There is another character in the novel who has a deformed nose, and that is Blear-Eyed Moll who is a prostitute. And “most critics describe Moll as a purely negative foil, a particularly vivid embodiment of the depravity and brutal absurdity of the world, an emblem of everything that Amelia is not”( Dickie 121). Even if Fielding wanted to draw an ideal picture of Amelia, one tends to associate her with Moll, and by this she gets a negative connotation (ibid.) According to Dickie “Amelia is a gravely compromised exemplar of female chastity […]”(ibid. 119). And indeed, Amelia is not as ideal as one supposes. “At several points the narrator suddenly looks us in the eye to declare that Amelia is vain and easily flattered just like every other woman. She feels a secret satisfaction at the compliments of Mrs. Ellison”(ibid. 129). For Dickie this uncertain handling of sexual morality is not surprising, because almost anywhere else Fielding treated chastity rather skeptically (119). Fielding even suggests that chastity is something unnatural and he creates many very likable lewd women characters throughout his early works (ibid. 120). But as I mentioned above this view on sexuality has changed in his later works. Still one can see that it is difficult for Fielding to create an ideal character, and thus Dickie concludes that he fails in his attempt to do so (116).

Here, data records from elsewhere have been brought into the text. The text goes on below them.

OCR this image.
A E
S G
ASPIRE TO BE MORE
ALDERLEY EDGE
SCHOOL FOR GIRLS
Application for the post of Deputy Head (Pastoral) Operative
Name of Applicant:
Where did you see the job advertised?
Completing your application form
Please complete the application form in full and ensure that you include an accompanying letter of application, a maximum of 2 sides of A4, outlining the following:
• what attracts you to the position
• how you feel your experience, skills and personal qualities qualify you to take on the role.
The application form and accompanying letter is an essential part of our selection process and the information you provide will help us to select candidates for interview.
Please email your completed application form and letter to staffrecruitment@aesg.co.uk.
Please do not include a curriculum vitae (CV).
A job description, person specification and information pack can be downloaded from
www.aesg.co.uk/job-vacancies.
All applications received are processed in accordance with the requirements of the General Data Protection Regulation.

According to Banerji many critics have seen autobiographical aspects in this novel.E.g. Fielding´s first wife Charlotte should have been the model for Amelia. “Many circumstances in Amelia´s life history as related in the novel, for example, her living with her widowed mother and sister at the time Booth courted her, her mother´s bequest of the bulk of her property to her and the chequered course of her married life, leave little room for doubt that Fielding´s beautiful and devoted first wife was the original of the heroine of his last novel”(Banerji 231). Charlotte too had an accident where her nose was damaged (ibid. 230). Still Banerji warns that “[…] it would be hazardous to carry the identifications any further than this, though one is greatly tempted to read something of the history of Fielding´s own life in Booth´s experiences”(231).

Bibliography

Banerji, H.K.: Henry Fielding. Playwright, Journalist and Master of the Art of Fiction. His Life and Works. New York: Russell & Russell, 1962.

Dickie, Simon: "Amelia, Sex, and Fielding´s Woman Question". In: Henry Fielding (1707-1754). Novelist, Playwright, Journalist, Magistrate. A Double Anniversary Tribute. Claude Rawson (ed.). University of Delaware Press. 2008. [pages???]